A new financial analysis first highlighted by the Financial Times reveals a surprising truth about OpenAI’s rapid growth: while the company is scaling at unprecedented speed, the financial burden behind its expansion is falling primarily on its partners, not on OpenAI itself. Nearly $100 billion in debt has been accumulated by companies building the infrastructure required to power OpenAI’s advanced AI systems, despite OpenAI holding almost no direct debt of its own.
The Origin of the $100 Billion Debt
Training and running increasingly powerful AI models requires massive amounts of computing power, specialized chips, and large-scale data centers. To meet this demand, companies partnering with OpenAI including Oracle, SoftBank, CoreWeave, and infrastructure financing groups have been taking on enormous loans.
Key borrowing highlights include:
- SoftBank, Oracle, and CoreWeave borrowing over $30 billion for investment and data center development.
- Investment groups like Blue Owl Capital and Crusoe taking on around $28 billion, supported by contracts tied to OpenAI workloads.
- An additional $38 billion in financing currently being negotiated to expand future computing sites.
Leveraging Other Balance Sheets
Despite being loss-making, OpenAI has avoided carrying this debt. According to internal commentary, the company’s strategy has been summarized as:
“How does OpenAI leverage other people’s balance sheets?”
Instead of borrowing heavily itself, OpenAI signs massive procurement commitments estimated at $1.4 trillion over eight years guaranteeing future demand for computing resources.
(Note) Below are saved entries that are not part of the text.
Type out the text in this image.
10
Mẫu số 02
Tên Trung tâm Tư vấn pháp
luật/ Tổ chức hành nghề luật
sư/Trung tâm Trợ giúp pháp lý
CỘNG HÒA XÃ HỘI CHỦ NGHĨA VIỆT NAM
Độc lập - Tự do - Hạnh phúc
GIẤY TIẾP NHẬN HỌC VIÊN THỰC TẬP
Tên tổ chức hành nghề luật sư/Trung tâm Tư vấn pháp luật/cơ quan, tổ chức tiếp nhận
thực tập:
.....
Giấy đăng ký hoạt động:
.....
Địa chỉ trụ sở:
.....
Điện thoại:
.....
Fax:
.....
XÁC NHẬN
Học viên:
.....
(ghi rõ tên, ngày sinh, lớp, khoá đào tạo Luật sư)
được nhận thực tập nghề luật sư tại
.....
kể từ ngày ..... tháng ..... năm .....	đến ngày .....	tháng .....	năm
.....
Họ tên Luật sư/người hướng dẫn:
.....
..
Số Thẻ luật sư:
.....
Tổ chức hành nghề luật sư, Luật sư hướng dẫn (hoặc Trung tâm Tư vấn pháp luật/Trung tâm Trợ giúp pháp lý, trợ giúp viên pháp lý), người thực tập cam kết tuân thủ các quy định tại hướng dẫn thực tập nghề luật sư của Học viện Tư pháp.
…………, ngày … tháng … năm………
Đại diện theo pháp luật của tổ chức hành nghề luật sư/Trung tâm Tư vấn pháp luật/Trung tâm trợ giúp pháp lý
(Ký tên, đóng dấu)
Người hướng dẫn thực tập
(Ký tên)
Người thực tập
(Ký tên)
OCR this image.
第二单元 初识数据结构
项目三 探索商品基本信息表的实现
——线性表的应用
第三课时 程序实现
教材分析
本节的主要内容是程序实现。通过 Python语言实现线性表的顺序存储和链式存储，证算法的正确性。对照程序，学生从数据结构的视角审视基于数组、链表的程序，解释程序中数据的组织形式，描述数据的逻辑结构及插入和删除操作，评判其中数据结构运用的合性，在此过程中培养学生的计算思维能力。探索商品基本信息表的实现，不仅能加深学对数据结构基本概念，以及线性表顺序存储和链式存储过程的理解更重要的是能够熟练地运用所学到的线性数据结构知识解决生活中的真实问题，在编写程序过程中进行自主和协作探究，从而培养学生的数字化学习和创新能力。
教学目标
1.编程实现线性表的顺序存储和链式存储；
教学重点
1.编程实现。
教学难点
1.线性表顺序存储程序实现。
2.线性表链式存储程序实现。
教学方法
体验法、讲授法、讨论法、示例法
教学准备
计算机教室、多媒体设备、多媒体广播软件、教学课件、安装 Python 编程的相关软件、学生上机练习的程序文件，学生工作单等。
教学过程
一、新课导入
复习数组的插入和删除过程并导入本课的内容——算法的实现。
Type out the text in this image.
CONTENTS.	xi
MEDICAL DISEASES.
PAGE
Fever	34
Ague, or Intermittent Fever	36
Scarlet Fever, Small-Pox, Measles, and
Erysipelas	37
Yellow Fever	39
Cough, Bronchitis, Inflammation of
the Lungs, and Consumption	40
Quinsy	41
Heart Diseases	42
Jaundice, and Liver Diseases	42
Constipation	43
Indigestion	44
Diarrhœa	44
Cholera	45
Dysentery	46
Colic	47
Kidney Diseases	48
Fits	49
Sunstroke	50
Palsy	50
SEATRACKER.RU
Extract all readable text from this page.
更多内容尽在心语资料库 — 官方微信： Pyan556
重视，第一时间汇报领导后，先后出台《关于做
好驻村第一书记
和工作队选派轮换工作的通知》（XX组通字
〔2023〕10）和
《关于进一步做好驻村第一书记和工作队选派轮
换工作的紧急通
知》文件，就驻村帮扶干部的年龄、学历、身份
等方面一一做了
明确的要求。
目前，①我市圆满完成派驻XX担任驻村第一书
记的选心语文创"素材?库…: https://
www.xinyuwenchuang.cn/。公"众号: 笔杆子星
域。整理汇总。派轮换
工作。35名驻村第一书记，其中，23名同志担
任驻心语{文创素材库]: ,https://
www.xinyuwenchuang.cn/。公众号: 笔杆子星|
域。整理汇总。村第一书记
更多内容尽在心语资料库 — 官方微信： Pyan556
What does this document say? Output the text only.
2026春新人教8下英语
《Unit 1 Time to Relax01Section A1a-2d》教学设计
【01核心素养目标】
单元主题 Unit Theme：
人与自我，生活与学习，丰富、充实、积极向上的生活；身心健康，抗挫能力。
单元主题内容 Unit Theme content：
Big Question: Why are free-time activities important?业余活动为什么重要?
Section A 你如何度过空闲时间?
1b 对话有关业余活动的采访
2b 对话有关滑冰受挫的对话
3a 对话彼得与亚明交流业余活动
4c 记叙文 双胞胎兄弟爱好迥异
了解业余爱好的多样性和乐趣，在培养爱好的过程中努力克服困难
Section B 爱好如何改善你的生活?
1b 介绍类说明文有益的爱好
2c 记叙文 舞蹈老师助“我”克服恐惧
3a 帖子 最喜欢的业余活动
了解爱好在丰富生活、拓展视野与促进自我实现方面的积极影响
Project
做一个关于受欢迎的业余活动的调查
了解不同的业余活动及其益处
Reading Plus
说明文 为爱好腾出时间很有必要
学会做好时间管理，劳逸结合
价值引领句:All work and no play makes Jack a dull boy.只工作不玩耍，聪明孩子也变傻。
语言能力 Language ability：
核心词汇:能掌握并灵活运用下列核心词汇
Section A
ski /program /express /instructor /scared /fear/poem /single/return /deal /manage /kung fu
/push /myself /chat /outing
Yet, OpenAI’s projected annual revenue for the year is just $20 billion, raising concerns about future sustainability.
So far, the company has secured a $4 billion credit facility but has not drawn from it.
Who Holds the Risk?
Most debt is tied to financing structures like Special Purpose Vehicles (SPVs) and non-recourse loans, meaning lenders not OpenAI carry the risk if revenue fails to meet expectations.
Major exposure includes:
- Oracle, which may need to borrow up to $100 billion over the next four years.
- CoreWeave, which has already borrowed over $10 billion.
- SoftBank, aggressively funding AI-related investments tied to OpenAI’s ecosystem.
While OpenAI continues to accelerate the AI race, analysts warn that the current financing model resembles circular, debt-driven growth. With nearly $100 billion already tied to OpenAI-linked infrastructure, investors are questioning whether the long-term returns will justify the enormous financial risks.